TBS系金曜ドラマ「リバース」(14日スタート、金曜午後10時)の試写会トークショーが行われ、原作者湊かなえさんが語った感激の感想です。

 湊さんといえば、読むとイヤな気持ちになるミステリー“イヤミス”の女王。笑いとは結び付かない後味の悪さで人気のベストセラー作家ですが、ドラマでは主人公深瀬和久を演じる俳優藤原竜也さんがかなり面白いのです。試写会も要所要所で笑いが起きました。主人公の魅力がより立体化されたとして、湊さんの感激もひとしお。「キュンキュンしながら見た」と絶賛しました。

 10年前に封印したはずの親友の事故死と、真相をめぐるミステリー。藤原さん演じる深瀬は当時の関係者で、何をやってもさえないサラリーマンという役どころです。会見ではサッカーボールを蹴るシーンが話題になりました。共演の戸田恵梨香さんは「どうやったらあんなところに飛ぶのか奇跡です」と大笑いでした。

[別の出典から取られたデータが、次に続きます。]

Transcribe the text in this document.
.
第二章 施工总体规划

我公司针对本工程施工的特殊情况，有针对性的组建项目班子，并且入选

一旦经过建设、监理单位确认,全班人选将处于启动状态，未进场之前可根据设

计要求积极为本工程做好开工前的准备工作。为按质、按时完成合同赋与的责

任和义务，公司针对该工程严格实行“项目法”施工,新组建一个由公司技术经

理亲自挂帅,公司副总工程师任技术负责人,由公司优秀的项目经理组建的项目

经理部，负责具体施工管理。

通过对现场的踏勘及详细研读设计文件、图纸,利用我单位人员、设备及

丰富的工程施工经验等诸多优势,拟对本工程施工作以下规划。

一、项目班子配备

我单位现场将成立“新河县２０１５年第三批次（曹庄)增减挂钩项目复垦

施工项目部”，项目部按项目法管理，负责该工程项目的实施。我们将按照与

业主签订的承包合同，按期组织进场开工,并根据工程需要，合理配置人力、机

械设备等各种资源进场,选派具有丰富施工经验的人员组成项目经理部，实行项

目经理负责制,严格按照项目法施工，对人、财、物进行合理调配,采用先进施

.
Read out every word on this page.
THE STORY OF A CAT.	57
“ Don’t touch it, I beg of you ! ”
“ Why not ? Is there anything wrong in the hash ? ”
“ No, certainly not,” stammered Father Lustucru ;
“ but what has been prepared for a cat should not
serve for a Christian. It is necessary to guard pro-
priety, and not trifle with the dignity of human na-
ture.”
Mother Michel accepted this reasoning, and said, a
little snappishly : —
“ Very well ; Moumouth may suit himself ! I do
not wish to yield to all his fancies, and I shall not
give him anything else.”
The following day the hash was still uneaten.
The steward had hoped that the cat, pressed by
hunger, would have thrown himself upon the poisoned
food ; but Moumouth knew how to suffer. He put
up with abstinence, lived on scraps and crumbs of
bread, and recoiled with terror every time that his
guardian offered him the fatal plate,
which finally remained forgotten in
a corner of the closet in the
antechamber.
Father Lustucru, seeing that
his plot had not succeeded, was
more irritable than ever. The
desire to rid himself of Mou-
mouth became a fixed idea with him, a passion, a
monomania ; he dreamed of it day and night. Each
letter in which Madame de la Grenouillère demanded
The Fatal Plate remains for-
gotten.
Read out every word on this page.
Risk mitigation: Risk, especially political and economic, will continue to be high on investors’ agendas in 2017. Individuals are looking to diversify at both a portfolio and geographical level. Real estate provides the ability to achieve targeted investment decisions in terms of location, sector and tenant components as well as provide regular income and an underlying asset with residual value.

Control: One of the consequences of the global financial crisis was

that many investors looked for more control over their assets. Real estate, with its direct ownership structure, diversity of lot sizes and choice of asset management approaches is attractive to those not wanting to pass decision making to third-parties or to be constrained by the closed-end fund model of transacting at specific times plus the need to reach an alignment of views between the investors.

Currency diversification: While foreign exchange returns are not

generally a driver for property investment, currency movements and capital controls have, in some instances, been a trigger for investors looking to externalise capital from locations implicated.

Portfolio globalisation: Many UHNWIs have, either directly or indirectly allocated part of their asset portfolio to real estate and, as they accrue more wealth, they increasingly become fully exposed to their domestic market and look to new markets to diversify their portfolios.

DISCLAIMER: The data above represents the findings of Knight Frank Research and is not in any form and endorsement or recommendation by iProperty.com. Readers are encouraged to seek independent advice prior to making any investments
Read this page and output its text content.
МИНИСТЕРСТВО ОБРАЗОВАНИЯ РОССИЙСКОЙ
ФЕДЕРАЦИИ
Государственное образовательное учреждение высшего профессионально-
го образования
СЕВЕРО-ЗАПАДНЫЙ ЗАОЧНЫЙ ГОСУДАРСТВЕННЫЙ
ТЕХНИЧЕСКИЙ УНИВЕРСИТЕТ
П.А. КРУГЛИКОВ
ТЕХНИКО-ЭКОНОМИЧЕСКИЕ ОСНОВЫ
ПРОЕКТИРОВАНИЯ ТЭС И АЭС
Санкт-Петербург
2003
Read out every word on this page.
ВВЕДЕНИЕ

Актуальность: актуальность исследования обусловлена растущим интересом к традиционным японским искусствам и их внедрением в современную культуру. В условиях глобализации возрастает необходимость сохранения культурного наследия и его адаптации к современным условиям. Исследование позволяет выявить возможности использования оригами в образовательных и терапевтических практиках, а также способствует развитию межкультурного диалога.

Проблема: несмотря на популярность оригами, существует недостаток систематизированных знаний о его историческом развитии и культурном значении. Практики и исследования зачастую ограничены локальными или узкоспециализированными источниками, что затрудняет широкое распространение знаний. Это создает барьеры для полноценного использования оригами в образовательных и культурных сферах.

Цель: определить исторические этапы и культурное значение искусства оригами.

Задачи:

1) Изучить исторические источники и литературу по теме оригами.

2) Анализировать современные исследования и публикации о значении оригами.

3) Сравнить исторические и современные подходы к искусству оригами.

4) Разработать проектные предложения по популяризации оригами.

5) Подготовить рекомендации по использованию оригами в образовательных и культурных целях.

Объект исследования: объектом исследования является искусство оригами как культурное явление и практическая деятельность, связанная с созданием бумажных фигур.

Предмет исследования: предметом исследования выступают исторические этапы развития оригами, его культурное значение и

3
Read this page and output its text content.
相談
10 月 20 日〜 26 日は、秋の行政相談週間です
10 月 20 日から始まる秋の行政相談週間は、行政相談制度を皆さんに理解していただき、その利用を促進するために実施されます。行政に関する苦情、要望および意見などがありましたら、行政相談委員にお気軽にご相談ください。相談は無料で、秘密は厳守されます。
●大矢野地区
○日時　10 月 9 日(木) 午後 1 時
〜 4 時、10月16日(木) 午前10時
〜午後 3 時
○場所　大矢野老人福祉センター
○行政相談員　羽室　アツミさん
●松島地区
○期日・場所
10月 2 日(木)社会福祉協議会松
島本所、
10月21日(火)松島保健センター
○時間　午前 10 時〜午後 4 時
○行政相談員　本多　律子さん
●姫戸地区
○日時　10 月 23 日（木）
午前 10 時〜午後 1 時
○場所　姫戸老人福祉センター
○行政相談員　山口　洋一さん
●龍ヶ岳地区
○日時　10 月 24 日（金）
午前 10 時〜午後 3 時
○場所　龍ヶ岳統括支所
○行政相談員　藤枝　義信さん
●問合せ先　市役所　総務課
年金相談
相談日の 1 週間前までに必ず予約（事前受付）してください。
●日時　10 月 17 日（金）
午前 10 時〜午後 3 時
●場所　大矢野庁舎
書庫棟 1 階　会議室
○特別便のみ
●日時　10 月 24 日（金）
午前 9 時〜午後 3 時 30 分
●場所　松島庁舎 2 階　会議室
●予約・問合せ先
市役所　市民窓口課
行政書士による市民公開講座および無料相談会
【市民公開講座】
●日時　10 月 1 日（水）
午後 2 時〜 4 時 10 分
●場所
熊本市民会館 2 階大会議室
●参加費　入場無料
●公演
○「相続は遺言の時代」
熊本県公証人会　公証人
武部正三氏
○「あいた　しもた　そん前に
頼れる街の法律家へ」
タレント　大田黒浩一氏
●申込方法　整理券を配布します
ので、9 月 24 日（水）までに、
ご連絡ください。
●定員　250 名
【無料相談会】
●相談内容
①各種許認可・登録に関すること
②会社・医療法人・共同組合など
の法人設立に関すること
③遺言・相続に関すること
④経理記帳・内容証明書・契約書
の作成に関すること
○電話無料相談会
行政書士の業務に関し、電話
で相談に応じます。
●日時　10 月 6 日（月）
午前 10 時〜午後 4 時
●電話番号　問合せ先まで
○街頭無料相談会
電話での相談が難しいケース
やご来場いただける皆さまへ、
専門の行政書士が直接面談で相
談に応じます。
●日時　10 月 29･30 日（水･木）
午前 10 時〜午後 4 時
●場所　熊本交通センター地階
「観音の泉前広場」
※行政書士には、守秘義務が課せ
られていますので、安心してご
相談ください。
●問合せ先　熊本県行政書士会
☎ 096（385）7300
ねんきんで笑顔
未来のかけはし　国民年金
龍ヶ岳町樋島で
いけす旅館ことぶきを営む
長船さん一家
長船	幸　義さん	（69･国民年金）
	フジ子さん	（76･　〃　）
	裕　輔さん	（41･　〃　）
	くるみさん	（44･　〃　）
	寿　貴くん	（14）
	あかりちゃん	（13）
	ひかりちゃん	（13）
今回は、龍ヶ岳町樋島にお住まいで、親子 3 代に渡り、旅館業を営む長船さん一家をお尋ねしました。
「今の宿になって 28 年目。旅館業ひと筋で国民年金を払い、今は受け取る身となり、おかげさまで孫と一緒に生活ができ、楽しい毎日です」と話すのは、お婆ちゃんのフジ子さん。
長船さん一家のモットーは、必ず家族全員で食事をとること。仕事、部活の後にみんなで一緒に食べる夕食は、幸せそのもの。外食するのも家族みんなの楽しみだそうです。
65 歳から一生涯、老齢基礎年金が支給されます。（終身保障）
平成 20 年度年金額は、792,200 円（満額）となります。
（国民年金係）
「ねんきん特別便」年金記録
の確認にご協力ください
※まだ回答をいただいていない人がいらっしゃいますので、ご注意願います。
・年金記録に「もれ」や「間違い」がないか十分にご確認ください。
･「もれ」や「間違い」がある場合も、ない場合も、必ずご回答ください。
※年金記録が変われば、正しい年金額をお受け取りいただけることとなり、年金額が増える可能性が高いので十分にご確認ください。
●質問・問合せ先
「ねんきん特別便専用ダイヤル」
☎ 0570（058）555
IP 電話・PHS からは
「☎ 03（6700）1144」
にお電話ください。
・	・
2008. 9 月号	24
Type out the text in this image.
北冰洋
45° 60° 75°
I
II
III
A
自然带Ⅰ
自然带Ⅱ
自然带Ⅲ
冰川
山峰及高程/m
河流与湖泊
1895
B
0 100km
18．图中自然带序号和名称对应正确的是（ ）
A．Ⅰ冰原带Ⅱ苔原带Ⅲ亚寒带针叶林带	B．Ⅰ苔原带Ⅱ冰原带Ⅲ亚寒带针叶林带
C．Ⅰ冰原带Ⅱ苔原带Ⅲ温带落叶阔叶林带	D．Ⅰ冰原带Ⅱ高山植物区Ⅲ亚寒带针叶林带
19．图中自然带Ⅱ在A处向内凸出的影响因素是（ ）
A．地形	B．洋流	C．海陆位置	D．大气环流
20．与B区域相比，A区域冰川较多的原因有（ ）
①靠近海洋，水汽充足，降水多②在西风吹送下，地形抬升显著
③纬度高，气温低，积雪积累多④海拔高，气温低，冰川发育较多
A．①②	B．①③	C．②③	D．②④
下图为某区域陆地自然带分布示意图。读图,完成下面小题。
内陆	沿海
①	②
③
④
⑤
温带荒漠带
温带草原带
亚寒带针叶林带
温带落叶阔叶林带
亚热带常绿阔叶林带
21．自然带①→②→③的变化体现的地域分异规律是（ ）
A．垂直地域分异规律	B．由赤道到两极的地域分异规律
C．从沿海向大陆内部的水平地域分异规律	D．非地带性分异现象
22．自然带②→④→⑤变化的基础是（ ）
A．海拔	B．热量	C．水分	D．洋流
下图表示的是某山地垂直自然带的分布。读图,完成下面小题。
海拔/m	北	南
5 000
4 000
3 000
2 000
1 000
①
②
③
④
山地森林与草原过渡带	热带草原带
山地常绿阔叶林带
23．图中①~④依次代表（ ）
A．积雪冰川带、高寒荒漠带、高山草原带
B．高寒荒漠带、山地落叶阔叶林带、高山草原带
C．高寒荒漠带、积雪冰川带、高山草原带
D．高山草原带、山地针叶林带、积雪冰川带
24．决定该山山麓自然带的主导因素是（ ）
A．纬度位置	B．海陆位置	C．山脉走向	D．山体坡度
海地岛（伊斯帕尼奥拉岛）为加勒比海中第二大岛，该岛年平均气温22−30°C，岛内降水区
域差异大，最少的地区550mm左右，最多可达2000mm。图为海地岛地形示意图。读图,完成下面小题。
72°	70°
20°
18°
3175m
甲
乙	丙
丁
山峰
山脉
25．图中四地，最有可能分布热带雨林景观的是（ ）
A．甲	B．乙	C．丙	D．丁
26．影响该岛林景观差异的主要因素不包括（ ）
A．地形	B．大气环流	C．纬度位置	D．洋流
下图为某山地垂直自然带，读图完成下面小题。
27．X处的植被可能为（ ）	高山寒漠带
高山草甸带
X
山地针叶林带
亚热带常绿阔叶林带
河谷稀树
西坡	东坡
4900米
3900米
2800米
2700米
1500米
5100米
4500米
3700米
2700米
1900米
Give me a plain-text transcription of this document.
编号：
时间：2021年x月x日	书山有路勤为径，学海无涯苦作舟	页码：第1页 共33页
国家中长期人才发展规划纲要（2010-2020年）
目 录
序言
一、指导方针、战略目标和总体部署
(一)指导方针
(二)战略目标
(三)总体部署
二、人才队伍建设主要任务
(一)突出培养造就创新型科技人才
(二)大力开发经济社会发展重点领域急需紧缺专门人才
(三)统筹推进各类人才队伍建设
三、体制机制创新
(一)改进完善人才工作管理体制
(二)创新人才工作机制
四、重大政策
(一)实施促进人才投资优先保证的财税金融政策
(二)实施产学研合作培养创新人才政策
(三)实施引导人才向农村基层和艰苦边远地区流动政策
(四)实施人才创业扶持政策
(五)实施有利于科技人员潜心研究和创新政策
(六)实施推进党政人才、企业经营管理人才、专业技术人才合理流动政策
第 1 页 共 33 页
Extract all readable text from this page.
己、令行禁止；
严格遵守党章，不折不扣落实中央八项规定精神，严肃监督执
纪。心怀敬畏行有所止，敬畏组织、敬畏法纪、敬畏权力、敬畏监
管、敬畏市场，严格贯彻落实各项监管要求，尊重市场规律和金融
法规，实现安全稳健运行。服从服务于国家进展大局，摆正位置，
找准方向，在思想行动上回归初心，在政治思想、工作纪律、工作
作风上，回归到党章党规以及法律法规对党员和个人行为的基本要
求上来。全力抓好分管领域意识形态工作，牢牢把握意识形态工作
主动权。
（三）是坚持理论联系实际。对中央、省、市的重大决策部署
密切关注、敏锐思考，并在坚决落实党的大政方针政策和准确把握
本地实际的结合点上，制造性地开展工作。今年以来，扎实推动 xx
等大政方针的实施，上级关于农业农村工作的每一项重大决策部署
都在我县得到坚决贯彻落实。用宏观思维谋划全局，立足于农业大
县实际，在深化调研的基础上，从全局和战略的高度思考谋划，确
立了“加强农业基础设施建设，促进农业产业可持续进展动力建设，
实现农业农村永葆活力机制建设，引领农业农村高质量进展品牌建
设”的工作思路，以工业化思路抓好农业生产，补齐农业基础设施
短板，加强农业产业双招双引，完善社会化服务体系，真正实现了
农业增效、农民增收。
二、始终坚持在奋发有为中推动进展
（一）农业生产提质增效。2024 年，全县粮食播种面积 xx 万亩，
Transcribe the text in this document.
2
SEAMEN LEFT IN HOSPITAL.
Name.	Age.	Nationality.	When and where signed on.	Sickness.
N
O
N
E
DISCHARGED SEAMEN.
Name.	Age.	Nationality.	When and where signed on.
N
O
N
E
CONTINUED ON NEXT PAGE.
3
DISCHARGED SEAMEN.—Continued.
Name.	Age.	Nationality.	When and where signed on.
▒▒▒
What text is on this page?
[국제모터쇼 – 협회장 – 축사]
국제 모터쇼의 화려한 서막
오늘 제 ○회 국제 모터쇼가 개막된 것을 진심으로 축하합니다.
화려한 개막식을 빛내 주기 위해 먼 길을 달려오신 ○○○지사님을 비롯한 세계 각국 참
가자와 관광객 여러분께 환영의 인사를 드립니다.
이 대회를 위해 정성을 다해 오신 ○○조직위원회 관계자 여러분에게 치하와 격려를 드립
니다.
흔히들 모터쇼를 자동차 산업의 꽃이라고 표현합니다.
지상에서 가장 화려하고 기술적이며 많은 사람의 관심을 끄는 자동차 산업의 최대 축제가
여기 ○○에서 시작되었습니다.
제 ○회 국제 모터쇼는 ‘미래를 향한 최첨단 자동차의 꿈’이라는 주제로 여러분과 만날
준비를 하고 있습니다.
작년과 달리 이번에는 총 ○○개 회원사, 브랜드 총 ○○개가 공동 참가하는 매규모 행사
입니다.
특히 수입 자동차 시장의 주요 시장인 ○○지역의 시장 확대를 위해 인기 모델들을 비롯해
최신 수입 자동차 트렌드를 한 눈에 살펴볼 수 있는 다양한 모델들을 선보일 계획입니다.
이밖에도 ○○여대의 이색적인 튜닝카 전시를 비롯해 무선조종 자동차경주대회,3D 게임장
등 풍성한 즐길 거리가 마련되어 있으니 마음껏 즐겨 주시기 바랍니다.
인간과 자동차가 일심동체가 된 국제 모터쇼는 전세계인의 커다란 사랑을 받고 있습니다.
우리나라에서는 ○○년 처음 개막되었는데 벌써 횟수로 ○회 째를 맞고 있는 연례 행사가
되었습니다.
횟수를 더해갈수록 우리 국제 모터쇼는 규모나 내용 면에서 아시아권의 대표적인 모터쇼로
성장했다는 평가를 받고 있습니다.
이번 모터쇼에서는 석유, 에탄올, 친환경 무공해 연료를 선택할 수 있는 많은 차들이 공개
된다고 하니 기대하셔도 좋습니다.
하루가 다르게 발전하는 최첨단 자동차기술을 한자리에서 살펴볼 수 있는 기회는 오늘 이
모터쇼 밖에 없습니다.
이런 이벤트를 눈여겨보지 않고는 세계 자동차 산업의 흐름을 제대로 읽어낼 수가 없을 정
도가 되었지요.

 湊さんも、そんな「深瀬」に夢中のようです。「藤原さんが演じるのだから、どうせかっこいい深瀬なんだろうと思ったら、服のセンスも悪いし背中も丸いし、『深瀬頑張りなよ』『しゃんとしなよ』って言いたくなる深瀬がそこにいた。本物だと思った」。応援したくなる魅力的なキャラクターだけに、巻き込まれていく事件の闇に期待が増します。「原作ではわりとあっさりした部分にも、深瀬のこんな涙ぐまして葛藤があったと思うと、この先がずしんときます」。

 藤原さんは「笑いが過剰かなと思う部分もありましたが、監督の指示に従っています。批判されたら監督のせいにします」と笑顔。断末魔で叫んでいるダークヒーローもののイメージが強いですが「背中を押されても先に進めない深瀬は好きですね。もぞもぞして、僕に合っていると思う」と話しています。

 金曜ドラマと湊かなえさんのタッグは「夜行観覧車」「Nのために」に続き3作目。湊さんのえぐくて切ない圧倒的な人間描写と、制作チームのハートフルな演出がどう展開していくのか楽しみです。出演は玉森裕太、小池徹平、三浦貴大、市原隼人ら。とりあえず、戸田さんおすすめの1話のサッカーシーンは必見です。